Samir Amin’s outstanding academic career started once he obtained his second baccalaureat. He enrolled in the grandes écoles and universities in Paris from where he graduated with a degree in Political Science; he successfully completed another graduate degree programme in the INSEE. Under the supervision of the great Professor François Perroux, Samir Amin started working on global accumulation for his doctorate thesis. The thesis is considered the work of his life because it enabled him to structure his thoughts and develop a critical analysis of the world system and the marginalisation of Third World countries. The work was acclaimed by the French academic system, which was renowned for its hostility toward Marxist thinking.

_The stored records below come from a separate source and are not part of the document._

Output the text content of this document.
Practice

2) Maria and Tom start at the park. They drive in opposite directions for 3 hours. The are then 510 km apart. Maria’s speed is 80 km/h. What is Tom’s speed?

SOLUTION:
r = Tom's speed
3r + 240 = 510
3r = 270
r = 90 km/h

Samir Amin’s thesis was seminal to an economic analysis major global school of thought, which enabled the understanding of the structural reasons for the marginalisation of weaker economies. The thesis was published as an essay titled : « L’accumulation à l’échelle mondiale » and became a historical milestone globally. Nevertheless, his research work did not weaken his militancy and political commitment. Samir Amin took part in all the struggles for the independence of Third World countries and was known in this context by most nationalist leaders, some of whom rose to rule their countries at independence.

 

At the end of his university studies, Samir Amin passed the graduate teaching exam in Economics and was appointed professor in the University of Reims. However, after teaching for a few months, he decided to resign from the position and travel to Third World countries, especially to the then recently independent African countries, to provide support for the reconstruction of their economies and liberating them from the colonial economic model. This entailed long trips from Cairo to Dakar through Bamako, Paris and other destinations. The period was probably the golden age of Samir Amin’s exceptional career combined with political commitment and academic research. At that time, especially when he was the director of the African Institute for Economic Development (IDEP) in Dakar,  Samir Amin contributed to development of the most innovative thoughts in economic policy that made him famous worldwide. His reputation attracted great thinkers of that time like the former President of Brazil, F. Cardoso, Celso Furtado, and Immanuel Wallerstein to Dakar to discuss with him and build networks of intellectual thought of the South, from Latin America to Arab Africa.

 

However, the experience started showing its weaknesses in the early 80s following the failure of the modernisation of Third World economies, the debt crisis beginning 1982 and the crash of Third Worldism. The 80s and 90s were characterised by triumphant neo-liberalism, championed by Prime Minister Magaret Thatcher in the United Kingdom and President Ronald Reagan in the United States of America. This era marked the start of globalisation and calling to question of the Nation-State model.  The neo-liberal offensive was not restricted to developed countries; it equally swept across Third World countries through structural adjustment programmes imposed by the Washington sisters – the World Bank and the IMF. Despite Samir Amin’s virulent criticism of neo-liberalism and the structural adjustment programmes through the Third World Forum and the think thank, which he created in Dakar and which still brings together radical intellectuals and economists from all countries of the South, the 80s and 90s were extremely dry years for him and radical Third World thought.  

 

However, thanks to the anti-globalisation movements, global social fora, and the Porte Alegre summits, Samir Amin returned to the limelight and to international debates by the late 90s and early 2000s and recovered his youth. Together with Toni Negri and other radical critics of globalisation, who are driven by the anti-globalisation movements, he invested his energy, till his death, in providing support to these movements through his writings and as a facilitator and speaker at major international gatherings.        

 

Samir Amin of built an exceptional career of a man of the century with an unwavering commitment that led the young Egyptian across the world and which closely connected his personal experience to that of ideas, the fight for a different world and the freedom of people of the South.